Reality TV star and entrepreneur Kim Kardashian and a former Carlyle Group Inc associate, who controversially helped buy the rights to six Taylor Swift albums, are launching a new private equity firm.
The new company to be launched by Kardashian and Jay Sammons will be called SKKY Partners and will focus on investments in sectors including consumer products, hospitality, luxury, digital commerce and media, The Wall reported. StreetJournal.
Sammons, who won a $2million bonus for helping Carlyle achieve its diversity, equity and inclusion goals last year, said he reached out to Kardashian about starting the business venture where he will direct day-to-day operations.
SKKY plans to make both control and minority investments in businesses, with Kardashian saying she wants to bring her own experience as an entrepreneur to help businesses thrive.
“What’s exciting is sitting down with these founders and finding out what their dream is,” Kardashian told the WSJ. “I want to support what it is, not change who they are in their DNA, but just support them and take them to a different level.”

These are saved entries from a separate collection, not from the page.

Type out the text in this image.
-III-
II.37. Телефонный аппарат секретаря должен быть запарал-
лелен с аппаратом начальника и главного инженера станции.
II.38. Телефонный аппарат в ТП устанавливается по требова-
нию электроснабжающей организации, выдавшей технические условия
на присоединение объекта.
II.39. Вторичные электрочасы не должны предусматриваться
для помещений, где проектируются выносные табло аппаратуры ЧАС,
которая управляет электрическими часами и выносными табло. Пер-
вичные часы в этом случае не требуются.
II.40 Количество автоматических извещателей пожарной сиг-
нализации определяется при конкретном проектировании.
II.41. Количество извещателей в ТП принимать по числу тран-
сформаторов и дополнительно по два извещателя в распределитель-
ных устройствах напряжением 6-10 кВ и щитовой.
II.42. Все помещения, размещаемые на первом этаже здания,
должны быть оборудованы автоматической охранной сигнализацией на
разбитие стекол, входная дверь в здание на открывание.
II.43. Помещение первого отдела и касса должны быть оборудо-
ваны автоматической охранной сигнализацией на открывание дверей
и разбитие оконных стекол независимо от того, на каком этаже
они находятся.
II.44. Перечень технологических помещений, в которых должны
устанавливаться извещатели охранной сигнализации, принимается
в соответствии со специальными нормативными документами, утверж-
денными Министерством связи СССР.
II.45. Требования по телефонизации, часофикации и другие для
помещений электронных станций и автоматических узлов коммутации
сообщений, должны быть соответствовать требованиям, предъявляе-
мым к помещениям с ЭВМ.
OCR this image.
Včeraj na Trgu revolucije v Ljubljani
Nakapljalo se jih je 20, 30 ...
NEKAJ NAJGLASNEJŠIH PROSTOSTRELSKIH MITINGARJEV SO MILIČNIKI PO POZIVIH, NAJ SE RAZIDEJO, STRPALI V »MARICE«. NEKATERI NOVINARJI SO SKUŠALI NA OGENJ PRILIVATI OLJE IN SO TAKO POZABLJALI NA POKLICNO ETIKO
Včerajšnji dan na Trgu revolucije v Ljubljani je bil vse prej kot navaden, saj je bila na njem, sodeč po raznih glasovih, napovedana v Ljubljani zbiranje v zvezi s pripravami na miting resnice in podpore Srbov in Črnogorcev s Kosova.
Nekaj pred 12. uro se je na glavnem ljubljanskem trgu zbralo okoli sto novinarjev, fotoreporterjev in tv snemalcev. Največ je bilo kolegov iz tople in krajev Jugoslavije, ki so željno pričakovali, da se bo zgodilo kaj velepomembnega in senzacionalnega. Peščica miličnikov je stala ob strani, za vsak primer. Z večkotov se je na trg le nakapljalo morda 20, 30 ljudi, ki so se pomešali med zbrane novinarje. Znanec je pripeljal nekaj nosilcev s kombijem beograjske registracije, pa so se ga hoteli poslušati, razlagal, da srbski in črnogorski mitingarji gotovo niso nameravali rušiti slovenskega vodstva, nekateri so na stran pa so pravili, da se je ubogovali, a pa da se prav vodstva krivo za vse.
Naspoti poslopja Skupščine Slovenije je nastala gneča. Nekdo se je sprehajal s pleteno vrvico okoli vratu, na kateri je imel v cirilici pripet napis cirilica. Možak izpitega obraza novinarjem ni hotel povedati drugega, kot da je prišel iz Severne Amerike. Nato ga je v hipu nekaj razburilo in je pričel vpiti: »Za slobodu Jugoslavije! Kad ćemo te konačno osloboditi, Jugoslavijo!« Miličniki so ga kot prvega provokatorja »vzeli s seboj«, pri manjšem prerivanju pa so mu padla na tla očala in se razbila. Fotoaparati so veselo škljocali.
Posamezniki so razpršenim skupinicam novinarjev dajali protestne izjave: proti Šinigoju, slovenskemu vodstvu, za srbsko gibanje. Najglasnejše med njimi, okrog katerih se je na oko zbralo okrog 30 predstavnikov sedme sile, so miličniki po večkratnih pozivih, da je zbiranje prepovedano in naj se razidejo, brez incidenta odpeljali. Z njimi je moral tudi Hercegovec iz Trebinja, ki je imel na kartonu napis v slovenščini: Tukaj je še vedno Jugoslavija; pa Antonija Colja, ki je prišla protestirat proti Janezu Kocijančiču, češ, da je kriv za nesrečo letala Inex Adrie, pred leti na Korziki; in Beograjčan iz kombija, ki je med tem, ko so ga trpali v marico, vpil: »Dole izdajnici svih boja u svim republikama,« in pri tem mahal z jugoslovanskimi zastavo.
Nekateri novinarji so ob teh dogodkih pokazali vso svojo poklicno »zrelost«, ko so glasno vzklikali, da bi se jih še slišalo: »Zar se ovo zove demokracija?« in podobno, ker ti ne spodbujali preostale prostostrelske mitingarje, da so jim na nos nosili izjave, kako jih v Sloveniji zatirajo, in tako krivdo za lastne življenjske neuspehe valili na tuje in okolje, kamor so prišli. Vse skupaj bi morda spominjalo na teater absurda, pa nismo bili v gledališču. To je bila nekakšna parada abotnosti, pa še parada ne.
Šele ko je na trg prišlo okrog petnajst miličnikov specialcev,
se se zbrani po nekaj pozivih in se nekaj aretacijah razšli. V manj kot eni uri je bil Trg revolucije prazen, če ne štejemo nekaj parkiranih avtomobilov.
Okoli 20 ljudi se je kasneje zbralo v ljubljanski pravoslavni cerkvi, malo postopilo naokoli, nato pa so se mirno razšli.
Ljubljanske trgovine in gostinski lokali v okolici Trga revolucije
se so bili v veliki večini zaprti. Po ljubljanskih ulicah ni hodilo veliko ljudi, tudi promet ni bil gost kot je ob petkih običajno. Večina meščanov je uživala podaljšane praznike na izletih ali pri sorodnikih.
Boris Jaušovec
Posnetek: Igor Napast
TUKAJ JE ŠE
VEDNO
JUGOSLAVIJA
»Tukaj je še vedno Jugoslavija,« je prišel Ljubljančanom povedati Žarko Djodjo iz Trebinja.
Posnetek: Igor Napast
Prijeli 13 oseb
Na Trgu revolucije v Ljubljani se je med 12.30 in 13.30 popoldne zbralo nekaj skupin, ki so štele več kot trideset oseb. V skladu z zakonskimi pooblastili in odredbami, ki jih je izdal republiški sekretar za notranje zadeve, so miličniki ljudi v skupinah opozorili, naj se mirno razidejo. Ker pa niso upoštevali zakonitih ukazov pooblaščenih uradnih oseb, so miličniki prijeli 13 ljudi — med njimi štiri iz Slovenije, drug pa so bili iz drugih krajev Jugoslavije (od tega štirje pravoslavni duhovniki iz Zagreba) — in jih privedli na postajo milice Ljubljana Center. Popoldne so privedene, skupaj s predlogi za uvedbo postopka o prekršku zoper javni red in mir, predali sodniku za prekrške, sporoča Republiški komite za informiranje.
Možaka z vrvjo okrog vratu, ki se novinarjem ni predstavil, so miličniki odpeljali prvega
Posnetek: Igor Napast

The Kardashians’ latest business venture comes as Kourtney faced backlash for signing on as a ‘sustainability ambassador’ for fashion brand BooHoo despite the family’s reputation for excess.
Kim Kardashian (left) is set to launch private equity firm SKKY with her partner Jay Sammons (right) to invest in consumer and media companies
While Sammons handles day-to-day operations, Kardashian will serve as the face of the company and use her influence to win investors and build businesses. Pictured: Kardashian showing off a Skims outfit, with her company valued at over $3 billion
Sammons, a former Carlyle Group Inc partner, is known for investing in Beats by Dre and streetwear brand Supreme, and also controversially backed Scooter Braun in his bid to buy the rights to six Taylor Swift albums. .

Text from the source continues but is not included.